L’enquête de Pascale Pascariello est disponible sur Médiapart. Comme tout le monde n’a pas les moyens de s’abonner, et eu égard à l’importance de cette information, la voici :
Cédric Chouviat filmait des policiers. Cela les a insupportés. Il est mort quelques minutes plus tard. À la demande des syndicats, le ministère conduit une étude juridique pour restreindre les modalités de diffusion des vidéos.

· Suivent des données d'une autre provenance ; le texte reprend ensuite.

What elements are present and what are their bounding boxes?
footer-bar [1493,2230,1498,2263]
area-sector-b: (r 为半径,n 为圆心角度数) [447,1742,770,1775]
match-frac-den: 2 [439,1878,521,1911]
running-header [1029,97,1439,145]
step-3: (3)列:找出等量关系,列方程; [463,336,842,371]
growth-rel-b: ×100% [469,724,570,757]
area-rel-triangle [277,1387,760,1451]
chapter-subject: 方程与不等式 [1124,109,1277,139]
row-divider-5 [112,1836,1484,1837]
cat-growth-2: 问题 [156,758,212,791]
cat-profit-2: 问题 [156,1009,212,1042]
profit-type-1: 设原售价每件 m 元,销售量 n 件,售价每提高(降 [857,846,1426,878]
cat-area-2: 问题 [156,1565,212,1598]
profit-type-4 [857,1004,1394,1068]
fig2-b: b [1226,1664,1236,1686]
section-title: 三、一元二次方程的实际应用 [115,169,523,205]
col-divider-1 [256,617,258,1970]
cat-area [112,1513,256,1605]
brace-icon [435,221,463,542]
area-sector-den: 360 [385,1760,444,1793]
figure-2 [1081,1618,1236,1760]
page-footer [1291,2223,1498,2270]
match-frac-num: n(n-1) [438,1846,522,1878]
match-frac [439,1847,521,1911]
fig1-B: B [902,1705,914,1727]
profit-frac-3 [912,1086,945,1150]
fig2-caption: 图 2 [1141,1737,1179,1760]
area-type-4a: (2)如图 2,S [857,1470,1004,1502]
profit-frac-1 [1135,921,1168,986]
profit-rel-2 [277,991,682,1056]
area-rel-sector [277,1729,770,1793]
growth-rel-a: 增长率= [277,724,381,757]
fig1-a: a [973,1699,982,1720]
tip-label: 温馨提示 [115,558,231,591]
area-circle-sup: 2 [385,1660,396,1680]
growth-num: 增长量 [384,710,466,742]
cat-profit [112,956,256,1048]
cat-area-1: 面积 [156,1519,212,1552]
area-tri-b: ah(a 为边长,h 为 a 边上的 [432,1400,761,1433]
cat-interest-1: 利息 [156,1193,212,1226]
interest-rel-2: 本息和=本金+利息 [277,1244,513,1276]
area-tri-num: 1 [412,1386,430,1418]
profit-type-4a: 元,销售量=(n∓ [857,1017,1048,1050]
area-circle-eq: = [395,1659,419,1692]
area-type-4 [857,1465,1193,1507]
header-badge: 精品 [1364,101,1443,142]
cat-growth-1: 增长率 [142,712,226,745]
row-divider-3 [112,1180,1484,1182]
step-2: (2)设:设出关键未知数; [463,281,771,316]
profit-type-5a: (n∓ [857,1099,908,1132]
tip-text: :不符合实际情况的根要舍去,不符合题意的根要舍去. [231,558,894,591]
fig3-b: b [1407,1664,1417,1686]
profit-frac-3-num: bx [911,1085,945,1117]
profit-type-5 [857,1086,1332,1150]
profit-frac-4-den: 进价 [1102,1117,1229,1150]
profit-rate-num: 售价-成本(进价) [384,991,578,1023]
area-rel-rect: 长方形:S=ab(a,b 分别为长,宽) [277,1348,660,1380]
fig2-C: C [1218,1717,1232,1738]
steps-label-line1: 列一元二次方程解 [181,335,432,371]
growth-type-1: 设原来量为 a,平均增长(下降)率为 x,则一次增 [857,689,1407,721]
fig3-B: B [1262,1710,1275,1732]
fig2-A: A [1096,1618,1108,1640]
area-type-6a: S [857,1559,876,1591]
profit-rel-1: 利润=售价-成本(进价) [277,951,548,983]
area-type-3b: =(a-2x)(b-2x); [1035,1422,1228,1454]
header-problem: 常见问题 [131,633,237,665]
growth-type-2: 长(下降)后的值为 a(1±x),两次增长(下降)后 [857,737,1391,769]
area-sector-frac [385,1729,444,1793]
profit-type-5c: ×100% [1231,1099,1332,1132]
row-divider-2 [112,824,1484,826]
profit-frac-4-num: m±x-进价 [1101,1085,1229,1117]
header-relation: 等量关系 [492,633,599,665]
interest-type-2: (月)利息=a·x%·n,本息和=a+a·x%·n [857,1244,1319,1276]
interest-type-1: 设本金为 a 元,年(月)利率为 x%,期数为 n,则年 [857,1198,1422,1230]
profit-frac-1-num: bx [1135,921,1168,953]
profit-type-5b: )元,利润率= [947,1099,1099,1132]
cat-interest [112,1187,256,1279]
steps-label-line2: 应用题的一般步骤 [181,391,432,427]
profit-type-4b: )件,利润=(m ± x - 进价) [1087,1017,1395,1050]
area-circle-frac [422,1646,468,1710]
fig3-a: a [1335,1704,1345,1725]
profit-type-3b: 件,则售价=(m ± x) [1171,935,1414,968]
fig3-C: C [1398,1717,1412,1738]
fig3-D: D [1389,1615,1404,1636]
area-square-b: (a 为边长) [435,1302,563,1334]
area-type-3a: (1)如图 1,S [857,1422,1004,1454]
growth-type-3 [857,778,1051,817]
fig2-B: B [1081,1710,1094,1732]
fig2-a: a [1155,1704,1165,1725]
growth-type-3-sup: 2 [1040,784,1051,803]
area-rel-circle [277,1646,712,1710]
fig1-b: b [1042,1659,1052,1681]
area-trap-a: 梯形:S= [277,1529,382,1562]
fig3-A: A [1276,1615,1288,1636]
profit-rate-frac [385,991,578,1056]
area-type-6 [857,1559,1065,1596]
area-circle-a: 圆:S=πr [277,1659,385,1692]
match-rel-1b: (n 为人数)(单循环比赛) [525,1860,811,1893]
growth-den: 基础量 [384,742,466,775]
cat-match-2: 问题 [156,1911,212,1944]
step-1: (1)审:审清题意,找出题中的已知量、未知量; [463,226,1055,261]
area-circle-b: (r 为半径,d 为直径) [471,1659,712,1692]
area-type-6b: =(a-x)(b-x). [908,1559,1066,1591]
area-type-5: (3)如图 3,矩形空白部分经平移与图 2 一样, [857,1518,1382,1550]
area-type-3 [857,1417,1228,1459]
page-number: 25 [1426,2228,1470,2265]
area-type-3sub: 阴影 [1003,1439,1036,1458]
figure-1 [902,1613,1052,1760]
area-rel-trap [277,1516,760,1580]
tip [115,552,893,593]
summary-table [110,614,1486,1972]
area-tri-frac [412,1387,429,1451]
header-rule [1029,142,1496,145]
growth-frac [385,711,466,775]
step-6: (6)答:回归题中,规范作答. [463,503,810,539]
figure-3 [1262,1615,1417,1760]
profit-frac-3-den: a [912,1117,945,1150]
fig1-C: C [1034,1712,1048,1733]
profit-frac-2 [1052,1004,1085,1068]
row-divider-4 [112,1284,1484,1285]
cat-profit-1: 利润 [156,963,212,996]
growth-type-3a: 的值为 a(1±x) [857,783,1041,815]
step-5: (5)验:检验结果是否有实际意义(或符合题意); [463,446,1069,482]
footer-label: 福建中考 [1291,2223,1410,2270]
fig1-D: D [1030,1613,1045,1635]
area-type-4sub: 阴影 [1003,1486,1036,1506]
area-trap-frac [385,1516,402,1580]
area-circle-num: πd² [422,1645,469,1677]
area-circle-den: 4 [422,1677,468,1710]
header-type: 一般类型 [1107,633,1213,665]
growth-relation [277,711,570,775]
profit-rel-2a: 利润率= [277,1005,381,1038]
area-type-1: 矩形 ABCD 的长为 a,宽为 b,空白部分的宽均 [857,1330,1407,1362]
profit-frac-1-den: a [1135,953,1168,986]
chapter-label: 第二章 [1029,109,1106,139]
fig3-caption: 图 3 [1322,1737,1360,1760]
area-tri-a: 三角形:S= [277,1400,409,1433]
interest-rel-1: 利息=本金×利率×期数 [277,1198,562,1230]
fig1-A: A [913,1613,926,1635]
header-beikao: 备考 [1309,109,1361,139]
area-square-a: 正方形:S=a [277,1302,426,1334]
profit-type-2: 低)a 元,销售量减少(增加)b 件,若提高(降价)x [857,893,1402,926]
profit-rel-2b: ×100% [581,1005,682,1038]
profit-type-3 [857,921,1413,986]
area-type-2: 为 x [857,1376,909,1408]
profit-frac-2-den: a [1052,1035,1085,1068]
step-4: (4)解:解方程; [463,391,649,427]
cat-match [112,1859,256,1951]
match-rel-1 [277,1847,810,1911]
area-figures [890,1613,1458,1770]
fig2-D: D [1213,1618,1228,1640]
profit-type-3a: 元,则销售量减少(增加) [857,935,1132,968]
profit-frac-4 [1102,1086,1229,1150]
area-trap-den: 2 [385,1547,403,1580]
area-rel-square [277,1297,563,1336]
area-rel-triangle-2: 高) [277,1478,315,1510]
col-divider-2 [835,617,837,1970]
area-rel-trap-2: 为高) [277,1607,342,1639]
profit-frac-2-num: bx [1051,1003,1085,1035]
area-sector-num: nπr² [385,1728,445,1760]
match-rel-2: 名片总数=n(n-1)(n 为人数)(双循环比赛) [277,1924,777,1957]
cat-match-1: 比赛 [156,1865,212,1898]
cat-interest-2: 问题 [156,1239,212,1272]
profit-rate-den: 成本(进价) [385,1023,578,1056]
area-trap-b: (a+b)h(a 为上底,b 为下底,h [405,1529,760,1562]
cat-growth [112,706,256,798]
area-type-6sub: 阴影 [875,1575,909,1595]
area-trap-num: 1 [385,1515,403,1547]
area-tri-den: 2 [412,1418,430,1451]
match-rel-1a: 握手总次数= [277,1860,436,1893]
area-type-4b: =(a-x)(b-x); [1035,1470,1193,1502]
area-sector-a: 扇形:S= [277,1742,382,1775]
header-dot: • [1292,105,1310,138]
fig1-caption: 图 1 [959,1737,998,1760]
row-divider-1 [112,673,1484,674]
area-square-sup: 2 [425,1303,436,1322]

Filmer des policiers peut déboucher sur un drame. La mort par asphyxie de Cédric Chouviat, à la suite de son interpellation, le 3 janvier, en est l’illustration la plus terrible. Les images de ce livreur de 42 ans plaqué violemment au sol par quatre policiers viennent rallonger la liste déjà longue des vidéos montrant des violences policières. Ces enregistremen ts, diffusés sur les réseaux sociaux puis relayés par les médias, débouchent parfois sur l’ouverture d’enquêtes judiciaires. Et rendent absurde le discours du gouvernement consistant à nier ces violences. Les forces de l’ordre, pour empêcher que soient montrées des violences, en viennent à violenter ceux qui les documentent : plusieurs vidéos que nous avons sélectionnées le démontrent. Dans leur sillage, le ministre Christophe Castaner envisage lui aussi de contrôler la diffusion des vidéos. Selon des informations recueillies par Mediapart auprès de la Direction générale de la police nationale (DGPN), une étude sur des « évolutions juridiques » est actuellement menée pour rendre notamment obligatoire le floutage de tous les agents. L’exemple de Cédric Chouviat est emblématique. En filmant son interpellation et sans en imaginer l’issue tragique, l’intention de Cédric Chouviat était bien celle d’enregistrer une preuve du comportement des policiers lors de ce contrôle. De fait, parmi les récents éléments versés à l’enquête, que Mediapart a pu consulter, une vidéo extraite du portable de la policière révèle des échanges tendus entre le livreur et les policiers, lesquels, n’appréciant pas d’être filmés, le bousculent à plusieurs reprises. « Il nous a dit : “Je vais vous filmer.” Il a sorti son portable et a commencé à nous filmer. […] Le contrôle a continué, toujours dans cette ambiance de provocation », a déclaré à l’Inspection générale de la police nationale (IGPN) la policière ayant participé au contrôle.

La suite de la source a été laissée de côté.